Now here we all were, transplants to this island
, many of us earning money off the island as consultants, writers, knowledge workers, and retirees, enabling us to live the good life here. Ahead of us were tables filled with dishes from every part of the planet: teriyaki chicken wings and hand-rolled sushi from Japan, fried rice from China, tabbouleh salad from the Middle East, potato salad from South America, chutneys from India, pasta from Italy, potato latkes from Poland. All of them considered American foods now.
The green salads alone were the world in a bowl. Lettuce from the Central Valley in California, cucumbers from China, tomatoes from Mexico, avocados from the tropics, salad oil from Venezuela, vinegar from China, pepper from Vietnam, and salt from the Himalayas. The sugar in the desserts was probably from Brazil.

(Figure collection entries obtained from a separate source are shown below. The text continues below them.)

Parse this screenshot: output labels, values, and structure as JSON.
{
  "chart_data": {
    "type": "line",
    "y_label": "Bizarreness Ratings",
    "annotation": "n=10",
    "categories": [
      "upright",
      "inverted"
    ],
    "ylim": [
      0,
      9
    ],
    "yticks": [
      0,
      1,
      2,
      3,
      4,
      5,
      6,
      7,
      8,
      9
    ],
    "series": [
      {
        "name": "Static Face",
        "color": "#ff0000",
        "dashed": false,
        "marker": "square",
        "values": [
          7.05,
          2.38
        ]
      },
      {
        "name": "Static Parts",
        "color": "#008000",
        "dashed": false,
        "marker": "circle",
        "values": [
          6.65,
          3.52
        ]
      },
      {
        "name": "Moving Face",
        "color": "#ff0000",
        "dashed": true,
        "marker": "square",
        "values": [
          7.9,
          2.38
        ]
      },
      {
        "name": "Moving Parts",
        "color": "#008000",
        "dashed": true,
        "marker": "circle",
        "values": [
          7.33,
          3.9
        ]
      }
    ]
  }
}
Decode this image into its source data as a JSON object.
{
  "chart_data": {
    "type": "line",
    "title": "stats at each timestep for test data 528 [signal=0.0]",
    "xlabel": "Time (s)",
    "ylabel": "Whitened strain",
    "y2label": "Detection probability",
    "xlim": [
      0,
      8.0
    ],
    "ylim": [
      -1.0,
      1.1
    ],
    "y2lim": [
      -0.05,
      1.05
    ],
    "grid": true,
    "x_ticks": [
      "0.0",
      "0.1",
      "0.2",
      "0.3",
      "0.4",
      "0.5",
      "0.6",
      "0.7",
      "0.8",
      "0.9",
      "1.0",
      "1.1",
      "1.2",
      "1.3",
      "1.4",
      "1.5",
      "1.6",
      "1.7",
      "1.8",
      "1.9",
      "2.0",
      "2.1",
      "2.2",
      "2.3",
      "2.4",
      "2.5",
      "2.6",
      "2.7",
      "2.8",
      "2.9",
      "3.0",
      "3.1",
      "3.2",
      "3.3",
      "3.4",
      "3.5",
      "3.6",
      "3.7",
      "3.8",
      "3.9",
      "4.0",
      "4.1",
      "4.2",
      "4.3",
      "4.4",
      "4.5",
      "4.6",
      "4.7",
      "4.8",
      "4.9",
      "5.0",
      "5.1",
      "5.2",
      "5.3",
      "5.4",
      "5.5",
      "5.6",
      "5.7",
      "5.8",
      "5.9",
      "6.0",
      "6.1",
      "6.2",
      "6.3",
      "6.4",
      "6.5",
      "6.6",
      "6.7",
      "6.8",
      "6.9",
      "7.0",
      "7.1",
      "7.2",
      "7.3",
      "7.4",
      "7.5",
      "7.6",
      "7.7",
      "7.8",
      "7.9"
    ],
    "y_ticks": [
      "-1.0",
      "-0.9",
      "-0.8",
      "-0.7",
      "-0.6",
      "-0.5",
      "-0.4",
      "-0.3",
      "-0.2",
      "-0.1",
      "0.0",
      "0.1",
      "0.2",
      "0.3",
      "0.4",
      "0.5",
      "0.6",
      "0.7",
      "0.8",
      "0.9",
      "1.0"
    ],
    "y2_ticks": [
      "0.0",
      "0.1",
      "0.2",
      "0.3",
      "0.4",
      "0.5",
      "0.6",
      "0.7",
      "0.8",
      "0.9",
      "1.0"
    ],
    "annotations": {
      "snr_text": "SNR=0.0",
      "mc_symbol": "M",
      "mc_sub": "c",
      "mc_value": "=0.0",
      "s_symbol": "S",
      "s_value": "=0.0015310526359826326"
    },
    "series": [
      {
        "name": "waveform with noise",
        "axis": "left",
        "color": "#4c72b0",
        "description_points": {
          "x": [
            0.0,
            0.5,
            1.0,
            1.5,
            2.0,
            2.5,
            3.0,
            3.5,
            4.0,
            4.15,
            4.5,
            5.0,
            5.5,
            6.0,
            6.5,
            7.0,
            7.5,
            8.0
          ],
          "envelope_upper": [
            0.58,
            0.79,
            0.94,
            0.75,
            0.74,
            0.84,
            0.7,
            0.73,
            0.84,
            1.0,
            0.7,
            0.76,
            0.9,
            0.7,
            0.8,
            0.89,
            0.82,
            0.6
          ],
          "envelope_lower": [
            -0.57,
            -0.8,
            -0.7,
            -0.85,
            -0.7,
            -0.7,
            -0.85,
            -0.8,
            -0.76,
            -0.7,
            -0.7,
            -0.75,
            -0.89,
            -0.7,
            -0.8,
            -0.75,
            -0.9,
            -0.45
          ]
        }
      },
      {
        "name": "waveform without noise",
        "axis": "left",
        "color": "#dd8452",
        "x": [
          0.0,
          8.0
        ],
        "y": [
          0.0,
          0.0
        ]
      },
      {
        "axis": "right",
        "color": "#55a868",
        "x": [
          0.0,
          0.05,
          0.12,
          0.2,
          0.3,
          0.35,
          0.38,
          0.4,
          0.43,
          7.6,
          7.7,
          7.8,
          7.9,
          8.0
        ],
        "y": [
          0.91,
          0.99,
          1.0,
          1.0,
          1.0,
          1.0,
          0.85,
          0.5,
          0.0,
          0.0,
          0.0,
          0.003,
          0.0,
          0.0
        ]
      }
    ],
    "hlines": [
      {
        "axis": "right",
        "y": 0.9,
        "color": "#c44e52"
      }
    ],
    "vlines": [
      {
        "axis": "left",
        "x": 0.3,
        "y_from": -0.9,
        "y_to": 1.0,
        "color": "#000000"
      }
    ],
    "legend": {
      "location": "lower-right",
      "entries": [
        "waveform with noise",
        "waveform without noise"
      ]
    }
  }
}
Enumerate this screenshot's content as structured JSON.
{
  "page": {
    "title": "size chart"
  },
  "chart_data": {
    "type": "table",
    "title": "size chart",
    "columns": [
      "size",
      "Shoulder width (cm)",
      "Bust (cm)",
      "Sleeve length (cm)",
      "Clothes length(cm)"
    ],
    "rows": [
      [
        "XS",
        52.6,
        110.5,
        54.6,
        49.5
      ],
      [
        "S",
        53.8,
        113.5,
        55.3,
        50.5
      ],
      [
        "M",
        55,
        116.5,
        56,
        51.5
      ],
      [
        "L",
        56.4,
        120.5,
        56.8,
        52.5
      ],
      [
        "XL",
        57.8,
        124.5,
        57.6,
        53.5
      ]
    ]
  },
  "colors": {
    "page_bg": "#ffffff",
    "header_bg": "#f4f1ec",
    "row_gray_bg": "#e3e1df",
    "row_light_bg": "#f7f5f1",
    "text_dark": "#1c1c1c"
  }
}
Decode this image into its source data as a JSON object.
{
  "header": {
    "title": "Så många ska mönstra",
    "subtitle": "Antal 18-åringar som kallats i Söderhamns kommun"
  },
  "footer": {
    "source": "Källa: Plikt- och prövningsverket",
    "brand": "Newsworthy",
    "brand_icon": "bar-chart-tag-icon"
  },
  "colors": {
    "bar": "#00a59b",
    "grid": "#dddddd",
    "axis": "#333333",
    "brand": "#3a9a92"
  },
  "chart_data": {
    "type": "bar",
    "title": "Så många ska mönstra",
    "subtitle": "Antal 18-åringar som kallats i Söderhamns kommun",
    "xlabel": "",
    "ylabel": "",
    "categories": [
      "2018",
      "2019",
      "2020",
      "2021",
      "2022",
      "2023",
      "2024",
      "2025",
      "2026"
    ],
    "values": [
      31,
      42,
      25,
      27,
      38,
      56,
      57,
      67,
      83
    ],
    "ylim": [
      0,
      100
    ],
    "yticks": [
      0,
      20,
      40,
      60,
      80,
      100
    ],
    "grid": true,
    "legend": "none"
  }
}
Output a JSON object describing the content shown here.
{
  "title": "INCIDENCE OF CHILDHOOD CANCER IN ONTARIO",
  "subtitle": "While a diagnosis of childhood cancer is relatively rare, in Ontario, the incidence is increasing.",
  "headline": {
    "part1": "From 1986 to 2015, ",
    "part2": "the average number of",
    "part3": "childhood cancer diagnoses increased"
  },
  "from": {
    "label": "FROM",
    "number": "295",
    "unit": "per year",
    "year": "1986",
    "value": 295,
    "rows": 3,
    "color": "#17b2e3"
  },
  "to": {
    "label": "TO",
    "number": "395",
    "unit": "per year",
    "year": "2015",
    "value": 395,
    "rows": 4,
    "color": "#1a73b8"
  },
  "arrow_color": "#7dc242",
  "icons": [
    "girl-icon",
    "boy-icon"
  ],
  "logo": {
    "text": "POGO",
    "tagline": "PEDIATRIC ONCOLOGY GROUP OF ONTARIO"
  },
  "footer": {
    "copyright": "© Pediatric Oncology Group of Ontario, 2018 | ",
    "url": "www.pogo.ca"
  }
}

I was a pretty sick puppy when I transplanted myself to this island in Puget Sound five years earlier. After decades of “saving the world” it seemed the thing I actually needed to save was my own life. I was diagnosed in 2004 with stage-three colon cancer. Strangely, the news seemed less like a verdict and more like a hall pass from carrying the world on my back as if I were the sole refueling ship on the way to the space station and the stars. It might have been the surgery that saved my life. It might have been the bit of chemotherapy I received that proved so vile I quit. It might have been, though, that I faced myself and changed my life—and I was officially well, though exhausted. That’s when I came to this motherly island, and was brought back to full vitality by the very waters and mountains across the way and by the very people on that potluck line. I was healthy, I was happy, and I was ready to jump into life again.